Study identifies key protein in immune cell exhaustion in cancer immunotherapy

Myeloid immune cells alongside red blood cells in an electron micrograph of human blood. Credit: National Cancer Institute

CAR T-cell therapy is considered a milestone in personalized cancer treatment. In this approach, a patient's own immune cells are genetically modified to recognize and destroy tumor cells. While it has already shown impressive success in certain blood cancers, its effectiveness against solid tumors has so far been limited.

An international research team led by Prof. Michel Sadelain, MD, Ph.D., of Columbia University in New York, in collaboration with Prof. Judith Feucht, MD, of University Hospital Tübingen, has now identified in animal models how this limitation might be overcome. Sadelain is regarded as one of the pioneers of CAR T-cell therapy, as his research has been instrumental in its development and clinical application. The findings are published in the journal Cancer Discovery.

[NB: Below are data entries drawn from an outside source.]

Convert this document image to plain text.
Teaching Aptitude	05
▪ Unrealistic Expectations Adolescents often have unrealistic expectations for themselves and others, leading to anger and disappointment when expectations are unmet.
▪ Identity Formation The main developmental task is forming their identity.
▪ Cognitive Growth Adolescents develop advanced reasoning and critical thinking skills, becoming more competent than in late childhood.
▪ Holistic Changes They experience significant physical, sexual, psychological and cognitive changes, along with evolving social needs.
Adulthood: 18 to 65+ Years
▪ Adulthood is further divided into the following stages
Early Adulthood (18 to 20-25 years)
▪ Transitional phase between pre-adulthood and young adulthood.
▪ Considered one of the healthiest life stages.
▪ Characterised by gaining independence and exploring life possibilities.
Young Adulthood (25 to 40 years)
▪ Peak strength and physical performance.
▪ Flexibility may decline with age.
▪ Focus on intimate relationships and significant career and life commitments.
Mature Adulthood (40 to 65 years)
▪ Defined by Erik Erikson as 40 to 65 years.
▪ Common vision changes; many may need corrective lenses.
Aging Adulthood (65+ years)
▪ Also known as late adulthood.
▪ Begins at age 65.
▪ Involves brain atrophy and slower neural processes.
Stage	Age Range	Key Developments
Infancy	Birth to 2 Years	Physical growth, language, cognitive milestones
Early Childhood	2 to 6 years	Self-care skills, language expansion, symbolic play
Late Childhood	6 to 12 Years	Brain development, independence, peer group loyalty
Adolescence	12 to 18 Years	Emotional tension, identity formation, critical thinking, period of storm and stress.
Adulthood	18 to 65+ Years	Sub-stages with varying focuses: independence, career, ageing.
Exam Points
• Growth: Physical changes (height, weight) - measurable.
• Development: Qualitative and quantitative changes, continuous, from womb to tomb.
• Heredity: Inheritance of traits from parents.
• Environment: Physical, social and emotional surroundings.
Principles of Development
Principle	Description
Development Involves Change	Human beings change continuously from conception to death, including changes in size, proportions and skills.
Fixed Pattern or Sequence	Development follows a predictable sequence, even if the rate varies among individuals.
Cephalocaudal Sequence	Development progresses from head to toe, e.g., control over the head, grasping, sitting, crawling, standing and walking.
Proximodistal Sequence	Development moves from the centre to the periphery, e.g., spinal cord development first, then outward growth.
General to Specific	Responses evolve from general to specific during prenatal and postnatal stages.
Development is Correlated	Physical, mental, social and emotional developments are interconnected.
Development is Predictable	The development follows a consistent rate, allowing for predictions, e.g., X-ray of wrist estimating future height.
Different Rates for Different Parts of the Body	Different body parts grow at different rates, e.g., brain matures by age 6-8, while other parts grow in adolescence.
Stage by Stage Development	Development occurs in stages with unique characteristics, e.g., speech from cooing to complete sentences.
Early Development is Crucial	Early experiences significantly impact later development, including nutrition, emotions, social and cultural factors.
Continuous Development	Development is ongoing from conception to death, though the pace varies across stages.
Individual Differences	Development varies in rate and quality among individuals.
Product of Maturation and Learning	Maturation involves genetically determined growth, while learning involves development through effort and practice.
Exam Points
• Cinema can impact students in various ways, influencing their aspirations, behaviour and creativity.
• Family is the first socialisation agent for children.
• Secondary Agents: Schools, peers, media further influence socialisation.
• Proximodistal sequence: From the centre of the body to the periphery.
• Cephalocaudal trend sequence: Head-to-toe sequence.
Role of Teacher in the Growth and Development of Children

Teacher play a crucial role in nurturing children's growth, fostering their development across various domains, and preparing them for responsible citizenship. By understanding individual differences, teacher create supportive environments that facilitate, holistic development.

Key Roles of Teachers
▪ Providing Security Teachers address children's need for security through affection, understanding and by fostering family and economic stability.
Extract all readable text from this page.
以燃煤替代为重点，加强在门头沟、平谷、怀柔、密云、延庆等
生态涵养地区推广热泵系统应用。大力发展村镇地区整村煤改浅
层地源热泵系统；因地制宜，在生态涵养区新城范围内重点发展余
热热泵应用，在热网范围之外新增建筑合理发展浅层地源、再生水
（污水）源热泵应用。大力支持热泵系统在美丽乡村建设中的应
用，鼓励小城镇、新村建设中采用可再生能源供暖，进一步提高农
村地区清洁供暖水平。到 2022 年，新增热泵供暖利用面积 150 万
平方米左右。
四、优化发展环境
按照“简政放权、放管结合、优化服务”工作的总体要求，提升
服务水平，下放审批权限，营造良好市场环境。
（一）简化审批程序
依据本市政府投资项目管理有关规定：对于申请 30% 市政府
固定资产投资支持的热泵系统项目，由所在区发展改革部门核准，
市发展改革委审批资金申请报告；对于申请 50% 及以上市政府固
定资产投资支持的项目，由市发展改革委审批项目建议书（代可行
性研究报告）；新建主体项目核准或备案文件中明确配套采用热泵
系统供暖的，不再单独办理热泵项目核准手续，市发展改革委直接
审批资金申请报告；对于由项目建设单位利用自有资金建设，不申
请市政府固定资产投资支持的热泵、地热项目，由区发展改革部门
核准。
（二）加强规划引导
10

NFIL3—a key factor in preventing cell exhaustion

In a systematic screening, the researchers tested about 400 so-called transcription factors—proteins that regulate which genes in a cell are turned on or off. They found that the protein NFIL3 plays a major role in causing CAR T cells to become "exhausted" over time and lose their effectiveness. When NFIL3 is deactivated in these cells, they remain functional for longer, proliferate more effectively, and sustain stronger antitumor activity.